Alle sue parole si aggiungono quelle di Agostino Miozzo, ex coordinatore del Cts, che sempre sul valore della scuola afferma: “Nella politica manca maturità, manca la percezione del valore vero della scuola”.
“Durante il mio periodo al Cts – racconta – mi colpiva molto vedere le valutazioni degli altri Paesi rispetto alla chiusura della scuola e alla messa in didattica a distanza. Leggevo le affermazioni della Francia e del Regno Unito che dicevano la scuola DEVE essere aperta”.
“Gli inglesi hanno calcolato il valore del deprezzamento sul mercato del lavoro di un ragazzo che trascorreva periodi molto lunghi in didattica a distanza.

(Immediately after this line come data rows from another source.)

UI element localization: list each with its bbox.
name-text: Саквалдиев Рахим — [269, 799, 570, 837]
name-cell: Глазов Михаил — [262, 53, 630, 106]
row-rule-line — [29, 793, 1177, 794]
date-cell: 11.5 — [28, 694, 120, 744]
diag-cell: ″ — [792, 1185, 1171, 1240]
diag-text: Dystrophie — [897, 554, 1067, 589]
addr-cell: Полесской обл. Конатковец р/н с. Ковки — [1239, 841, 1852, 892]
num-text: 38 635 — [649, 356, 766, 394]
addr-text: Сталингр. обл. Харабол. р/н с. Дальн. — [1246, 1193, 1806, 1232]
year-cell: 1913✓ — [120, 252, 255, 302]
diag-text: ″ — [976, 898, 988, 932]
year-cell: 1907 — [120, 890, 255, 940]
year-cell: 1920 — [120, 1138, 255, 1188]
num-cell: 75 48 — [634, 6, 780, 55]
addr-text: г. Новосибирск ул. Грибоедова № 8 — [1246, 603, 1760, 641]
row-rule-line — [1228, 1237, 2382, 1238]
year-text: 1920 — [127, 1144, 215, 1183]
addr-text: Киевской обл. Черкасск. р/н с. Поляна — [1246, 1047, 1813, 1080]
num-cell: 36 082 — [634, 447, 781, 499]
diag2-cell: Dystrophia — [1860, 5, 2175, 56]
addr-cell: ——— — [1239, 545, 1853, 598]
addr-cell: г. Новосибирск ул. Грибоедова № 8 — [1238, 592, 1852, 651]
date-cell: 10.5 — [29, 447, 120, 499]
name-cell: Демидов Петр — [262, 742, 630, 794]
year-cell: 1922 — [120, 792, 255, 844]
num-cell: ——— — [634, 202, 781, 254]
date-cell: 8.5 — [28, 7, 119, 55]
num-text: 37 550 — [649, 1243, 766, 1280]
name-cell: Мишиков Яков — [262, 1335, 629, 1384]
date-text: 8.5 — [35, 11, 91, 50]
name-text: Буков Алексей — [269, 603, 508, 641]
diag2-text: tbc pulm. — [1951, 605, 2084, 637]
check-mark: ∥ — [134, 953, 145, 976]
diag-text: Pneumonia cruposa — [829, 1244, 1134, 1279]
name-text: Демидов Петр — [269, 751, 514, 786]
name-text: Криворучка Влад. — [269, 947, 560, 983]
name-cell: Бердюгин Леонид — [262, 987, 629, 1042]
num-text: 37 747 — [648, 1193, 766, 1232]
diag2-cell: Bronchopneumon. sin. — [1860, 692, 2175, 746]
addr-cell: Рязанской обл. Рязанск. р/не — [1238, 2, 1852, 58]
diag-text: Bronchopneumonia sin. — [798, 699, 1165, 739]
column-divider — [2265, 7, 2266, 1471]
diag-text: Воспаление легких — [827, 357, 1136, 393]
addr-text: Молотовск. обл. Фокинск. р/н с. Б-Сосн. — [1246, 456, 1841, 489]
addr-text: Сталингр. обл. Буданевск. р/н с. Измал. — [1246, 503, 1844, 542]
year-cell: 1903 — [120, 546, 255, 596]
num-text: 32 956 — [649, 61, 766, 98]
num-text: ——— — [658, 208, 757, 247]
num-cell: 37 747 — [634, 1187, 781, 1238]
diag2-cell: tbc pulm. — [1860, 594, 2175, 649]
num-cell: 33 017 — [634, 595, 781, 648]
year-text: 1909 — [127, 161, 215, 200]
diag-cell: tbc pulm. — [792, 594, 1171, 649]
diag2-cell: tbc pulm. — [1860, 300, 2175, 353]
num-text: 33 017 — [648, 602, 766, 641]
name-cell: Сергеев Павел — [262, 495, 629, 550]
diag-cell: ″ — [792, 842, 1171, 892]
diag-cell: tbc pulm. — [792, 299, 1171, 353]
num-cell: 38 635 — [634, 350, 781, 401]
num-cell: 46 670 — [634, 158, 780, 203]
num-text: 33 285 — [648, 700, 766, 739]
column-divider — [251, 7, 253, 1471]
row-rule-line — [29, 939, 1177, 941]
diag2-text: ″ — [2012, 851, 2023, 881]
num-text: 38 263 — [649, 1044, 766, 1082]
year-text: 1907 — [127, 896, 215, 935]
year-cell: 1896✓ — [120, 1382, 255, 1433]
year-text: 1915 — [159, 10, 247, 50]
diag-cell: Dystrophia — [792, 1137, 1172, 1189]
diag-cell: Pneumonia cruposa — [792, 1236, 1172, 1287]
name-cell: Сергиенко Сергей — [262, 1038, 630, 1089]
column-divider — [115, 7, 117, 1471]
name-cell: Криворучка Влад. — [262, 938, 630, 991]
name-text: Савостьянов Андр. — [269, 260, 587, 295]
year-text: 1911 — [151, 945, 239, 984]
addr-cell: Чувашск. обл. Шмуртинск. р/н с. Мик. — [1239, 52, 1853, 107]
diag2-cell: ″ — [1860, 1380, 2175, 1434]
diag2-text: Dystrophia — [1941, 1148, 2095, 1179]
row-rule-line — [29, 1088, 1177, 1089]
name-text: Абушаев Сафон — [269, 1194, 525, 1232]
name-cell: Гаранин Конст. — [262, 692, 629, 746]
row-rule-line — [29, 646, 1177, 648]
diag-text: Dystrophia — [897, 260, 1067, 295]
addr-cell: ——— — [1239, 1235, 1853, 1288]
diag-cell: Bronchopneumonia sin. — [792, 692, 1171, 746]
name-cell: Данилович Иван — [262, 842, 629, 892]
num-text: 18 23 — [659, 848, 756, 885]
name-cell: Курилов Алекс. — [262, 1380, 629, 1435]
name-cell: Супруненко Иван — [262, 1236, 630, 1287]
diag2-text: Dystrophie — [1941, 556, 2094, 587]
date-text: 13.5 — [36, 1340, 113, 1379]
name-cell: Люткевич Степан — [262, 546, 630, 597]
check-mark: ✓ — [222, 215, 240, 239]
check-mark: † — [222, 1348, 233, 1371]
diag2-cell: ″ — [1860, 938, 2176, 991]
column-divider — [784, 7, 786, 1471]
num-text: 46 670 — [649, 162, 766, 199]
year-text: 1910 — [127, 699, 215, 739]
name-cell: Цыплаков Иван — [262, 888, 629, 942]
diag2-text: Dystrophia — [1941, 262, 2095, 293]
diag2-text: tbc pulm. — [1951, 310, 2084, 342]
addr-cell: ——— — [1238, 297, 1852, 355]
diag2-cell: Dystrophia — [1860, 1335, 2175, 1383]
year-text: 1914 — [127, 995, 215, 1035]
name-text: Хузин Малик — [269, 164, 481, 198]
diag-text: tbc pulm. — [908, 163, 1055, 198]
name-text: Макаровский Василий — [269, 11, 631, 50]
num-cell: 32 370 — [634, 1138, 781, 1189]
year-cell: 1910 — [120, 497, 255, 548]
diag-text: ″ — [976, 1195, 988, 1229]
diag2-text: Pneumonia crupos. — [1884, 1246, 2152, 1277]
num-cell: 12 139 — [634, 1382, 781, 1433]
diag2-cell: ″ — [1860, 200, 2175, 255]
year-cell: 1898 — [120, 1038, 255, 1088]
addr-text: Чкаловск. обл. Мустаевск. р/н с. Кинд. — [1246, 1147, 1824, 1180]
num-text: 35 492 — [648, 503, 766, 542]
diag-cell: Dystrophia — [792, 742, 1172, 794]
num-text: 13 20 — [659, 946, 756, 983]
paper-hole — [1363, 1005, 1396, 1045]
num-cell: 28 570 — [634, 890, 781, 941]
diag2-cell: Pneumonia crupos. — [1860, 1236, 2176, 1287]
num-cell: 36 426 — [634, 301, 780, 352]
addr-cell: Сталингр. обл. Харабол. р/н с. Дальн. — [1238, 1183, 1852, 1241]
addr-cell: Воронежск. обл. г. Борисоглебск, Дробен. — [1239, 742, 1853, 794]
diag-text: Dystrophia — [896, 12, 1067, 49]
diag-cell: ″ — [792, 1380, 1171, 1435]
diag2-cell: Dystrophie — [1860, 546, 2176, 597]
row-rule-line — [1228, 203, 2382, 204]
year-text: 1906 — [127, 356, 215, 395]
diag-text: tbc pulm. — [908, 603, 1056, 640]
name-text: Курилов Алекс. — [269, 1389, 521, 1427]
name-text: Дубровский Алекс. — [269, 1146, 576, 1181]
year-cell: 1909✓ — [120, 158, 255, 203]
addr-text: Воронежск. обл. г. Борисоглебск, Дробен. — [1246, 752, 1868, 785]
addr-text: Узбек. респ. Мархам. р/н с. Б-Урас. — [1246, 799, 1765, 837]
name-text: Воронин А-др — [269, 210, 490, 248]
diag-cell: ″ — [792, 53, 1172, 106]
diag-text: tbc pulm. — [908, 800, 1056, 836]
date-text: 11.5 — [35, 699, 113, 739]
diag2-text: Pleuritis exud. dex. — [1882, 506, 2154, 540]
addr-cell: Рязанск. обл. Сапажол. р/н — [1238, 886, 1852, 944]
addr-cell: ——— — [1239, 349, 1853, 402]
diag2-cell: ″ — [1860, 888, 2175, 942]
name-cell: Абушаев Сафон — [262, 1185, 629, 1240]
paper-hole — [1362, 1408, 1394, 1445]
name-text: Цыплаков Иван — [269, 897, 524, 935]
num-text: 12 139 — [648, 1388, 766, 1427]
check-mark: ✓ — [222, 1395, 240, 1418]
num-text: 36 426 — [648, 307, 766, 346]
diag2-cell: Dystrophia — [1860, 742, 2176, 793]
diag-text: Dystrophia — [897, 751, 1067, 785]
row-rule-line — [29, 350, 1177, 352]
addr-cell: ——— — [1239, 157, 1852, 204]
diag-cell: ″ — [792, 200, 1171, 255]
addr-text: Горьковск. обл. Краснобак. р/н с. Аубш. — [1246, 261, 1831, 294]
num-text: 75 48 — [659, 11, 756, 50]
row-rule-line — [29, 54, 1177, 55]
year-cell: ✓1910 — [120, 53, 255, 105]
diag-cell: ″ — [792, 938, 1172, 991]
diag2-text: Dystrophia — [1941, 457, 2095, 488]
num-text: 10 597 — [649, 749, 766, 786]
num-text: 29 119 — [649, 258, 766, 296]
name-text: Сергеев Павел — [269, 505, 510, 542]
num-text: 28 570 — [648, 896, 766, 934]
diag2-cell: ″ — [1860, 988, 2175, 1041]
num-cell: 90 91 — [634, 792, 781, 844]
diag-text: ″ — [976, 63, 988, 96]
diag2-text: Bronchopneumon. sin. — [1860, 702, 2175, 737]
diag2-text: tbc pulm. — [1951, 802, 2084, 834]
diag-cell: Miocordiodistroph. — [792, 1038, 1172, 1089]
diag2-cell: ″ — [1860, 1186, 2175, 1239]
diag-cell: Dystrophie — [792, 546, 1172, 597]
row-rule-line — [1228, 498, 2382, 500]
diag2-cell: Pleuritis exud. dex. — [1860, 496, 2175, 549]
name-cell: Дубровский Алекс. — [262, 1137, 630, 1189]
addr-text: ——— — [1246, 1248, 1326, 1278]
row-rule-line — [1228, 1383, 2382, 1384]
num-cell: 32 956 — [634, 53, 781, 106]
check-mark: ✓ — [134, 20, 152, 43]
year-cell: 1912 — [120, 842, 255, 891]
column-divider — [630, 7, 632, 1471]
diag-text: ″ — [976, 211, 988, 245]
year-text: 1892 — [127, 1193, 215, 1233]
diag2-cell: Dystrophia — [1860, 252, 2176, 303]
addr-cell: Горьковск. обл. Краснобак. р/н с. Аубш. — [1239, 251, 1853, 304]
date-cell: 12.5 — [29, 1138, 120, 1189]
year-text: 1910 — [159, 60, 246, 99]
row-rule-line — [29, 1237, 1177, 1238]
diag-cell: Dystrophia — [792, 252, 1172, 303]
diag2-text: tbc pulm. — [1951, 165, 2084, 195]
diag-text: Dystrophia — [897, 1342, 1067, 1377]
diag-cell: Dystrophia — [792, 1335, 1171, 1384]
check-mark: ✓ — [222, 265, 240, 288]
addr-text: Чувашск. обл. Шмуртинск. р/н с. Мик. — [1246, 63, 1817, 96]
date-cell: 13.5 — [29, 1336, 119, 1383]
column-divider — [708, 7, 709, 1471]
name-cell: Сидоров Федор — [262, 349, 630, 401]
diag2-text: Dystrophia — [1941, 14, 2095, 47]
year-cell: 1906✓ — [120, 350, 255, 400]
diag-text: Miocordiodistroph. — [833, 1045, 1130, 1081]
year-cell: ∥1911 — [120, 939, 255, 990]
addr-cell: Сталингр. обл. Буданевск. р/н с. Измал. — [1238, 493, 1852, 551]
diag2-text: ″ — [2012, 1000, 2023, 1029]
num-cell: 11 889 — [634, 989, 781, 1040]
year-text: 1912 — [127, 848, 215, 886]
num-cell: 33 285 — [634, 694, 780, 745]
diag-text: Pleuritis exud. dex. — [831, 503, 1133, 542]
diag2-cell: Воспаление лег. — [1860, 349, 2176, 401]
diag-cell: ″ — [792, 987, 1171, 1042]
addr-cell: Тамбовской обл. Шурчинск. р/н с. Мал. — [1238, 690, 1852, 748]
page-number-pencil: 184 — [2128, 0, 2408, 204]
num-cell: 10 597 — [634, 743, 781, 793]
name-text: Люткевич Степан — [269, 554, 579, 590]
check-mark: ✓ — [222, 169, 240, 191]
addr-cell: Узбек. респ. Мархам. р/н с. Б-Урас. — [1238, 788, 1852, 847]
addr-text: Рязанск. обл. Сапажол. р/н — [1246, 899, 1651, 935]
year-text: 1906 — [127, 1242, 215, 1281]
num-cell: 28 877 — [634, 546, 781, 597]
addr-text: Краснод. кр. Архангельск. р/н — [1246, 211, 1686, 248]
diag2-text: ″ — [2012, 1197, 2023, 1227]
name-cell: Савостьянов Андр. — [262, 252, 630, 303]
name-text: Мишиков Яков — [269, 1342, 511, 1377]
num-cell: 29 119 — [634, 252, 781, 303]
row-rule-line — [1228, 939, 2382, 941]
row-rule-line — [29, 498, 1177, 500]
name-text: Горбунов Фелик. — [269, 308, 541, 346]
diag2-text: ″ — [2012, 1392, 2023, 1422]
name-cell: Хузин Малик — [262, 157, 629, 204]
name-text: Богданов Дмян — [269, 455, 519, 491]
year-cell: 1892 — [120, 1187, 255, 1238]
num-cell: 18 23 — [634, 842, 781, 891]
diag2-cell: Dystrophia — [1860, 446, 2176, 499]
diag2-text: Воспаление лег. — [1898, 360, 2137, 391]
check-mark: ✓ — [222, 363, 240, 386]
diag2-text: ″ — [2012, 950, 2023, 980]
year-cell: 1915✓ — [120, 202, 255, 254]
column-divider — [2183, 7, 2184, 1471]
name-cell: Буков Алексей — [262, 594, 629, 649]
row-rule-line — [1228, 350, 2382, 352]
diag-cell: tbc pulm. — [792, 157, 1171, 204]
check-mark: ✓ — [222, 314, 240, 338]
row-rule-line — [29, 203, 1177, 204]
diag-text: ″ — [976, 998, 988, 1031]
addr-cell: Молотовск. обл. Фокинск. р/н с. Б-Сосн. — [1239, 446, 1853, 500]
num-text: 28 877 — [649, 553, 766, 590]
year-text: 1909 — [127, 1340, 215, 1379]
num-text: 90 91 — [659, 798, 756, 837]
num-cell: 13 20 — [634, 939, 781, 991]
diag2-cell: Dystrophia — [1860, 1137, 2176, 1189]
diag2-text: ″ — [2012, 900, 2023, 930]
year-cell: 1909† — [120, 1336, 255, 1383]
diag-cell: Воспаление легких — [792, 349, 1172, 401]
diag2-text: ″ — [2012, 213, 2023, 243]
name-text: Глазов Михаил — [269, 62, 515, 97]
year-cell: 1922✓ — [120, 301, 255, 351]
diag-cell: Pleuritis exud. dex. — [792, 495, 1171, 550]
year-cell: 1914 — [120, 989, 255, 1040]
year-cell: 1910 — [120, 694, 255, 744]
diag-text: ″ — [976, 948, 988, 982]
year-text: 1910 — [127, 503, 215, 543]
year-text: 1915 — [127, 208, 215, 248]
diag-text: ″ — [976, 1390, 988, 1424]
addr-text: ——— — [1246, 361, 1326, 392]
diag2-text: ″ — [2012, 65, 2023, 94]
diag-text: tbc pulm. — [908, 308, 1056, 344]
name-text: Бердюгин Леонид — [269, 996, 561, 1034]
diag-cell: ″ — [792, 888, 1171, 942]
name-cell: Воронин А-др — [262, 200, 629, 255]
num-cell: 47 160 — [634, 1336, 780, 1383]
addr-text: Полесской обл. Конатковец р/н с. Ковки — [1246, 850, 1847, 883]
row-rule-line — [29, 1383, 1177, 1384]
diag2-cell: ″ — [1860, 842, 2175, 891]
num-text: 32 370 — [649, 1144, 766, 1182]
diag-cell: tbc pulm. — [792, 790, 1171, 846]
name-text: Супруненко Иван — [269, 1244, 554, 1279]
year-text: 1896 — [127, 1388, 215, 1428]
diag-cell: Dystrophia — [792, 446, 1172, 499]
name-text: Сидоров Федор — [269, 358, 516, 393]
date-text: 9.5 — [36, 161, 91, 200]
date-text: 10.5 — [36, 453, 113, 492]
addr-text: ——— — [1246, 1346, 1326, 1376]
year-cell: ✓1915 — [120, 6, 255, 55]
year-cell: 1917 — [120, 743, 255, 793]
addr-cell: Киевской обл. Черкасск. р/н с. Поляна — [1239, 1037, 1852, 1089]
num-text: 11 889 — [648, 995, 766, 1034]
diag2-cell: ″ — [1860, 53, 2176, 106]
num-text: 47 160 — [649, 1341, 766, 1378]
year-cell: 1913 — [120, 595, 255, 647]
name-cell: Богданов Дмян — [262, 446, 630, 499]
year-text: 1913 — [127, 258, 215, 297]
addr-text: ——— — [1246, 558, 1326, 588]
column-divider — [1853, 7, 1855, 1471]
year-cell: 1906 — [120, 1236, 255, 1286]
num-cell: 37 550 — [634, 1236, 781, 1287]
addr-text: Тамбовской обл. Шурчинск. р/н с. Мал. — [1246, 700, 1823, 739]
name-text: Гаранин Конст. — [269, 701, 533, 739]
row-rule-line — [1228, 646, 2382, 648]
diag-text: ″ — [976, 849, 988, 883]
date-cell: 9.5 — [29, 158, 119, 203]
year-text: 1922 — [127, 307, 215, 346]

Quando un Paese fa un’analisi del genere significa che ha capito esattamente cosa significa la scuola per i ragazzi, vuol dire che hai capito il valore della scuola”.
E contesta l’operato dei presidenti di regione: “In Italia preferivamo chiudere, e qui la responsabilità va alle Regioni, preferivamo chiudere le scuole e mantenere i centri commerciali aperti e al Cts dicevamo: non chiudete le scuole, perché altrimenti i ragazzi vanno al centro commerciale dove non manterranno quelle attenzioni e precauzioni che a scuola sono obbligati a mantenere, quindi il disastro sarà doppio”.
E conclude deciso: “Io ritengo che i ragazzi in presenza sono un obbligo”.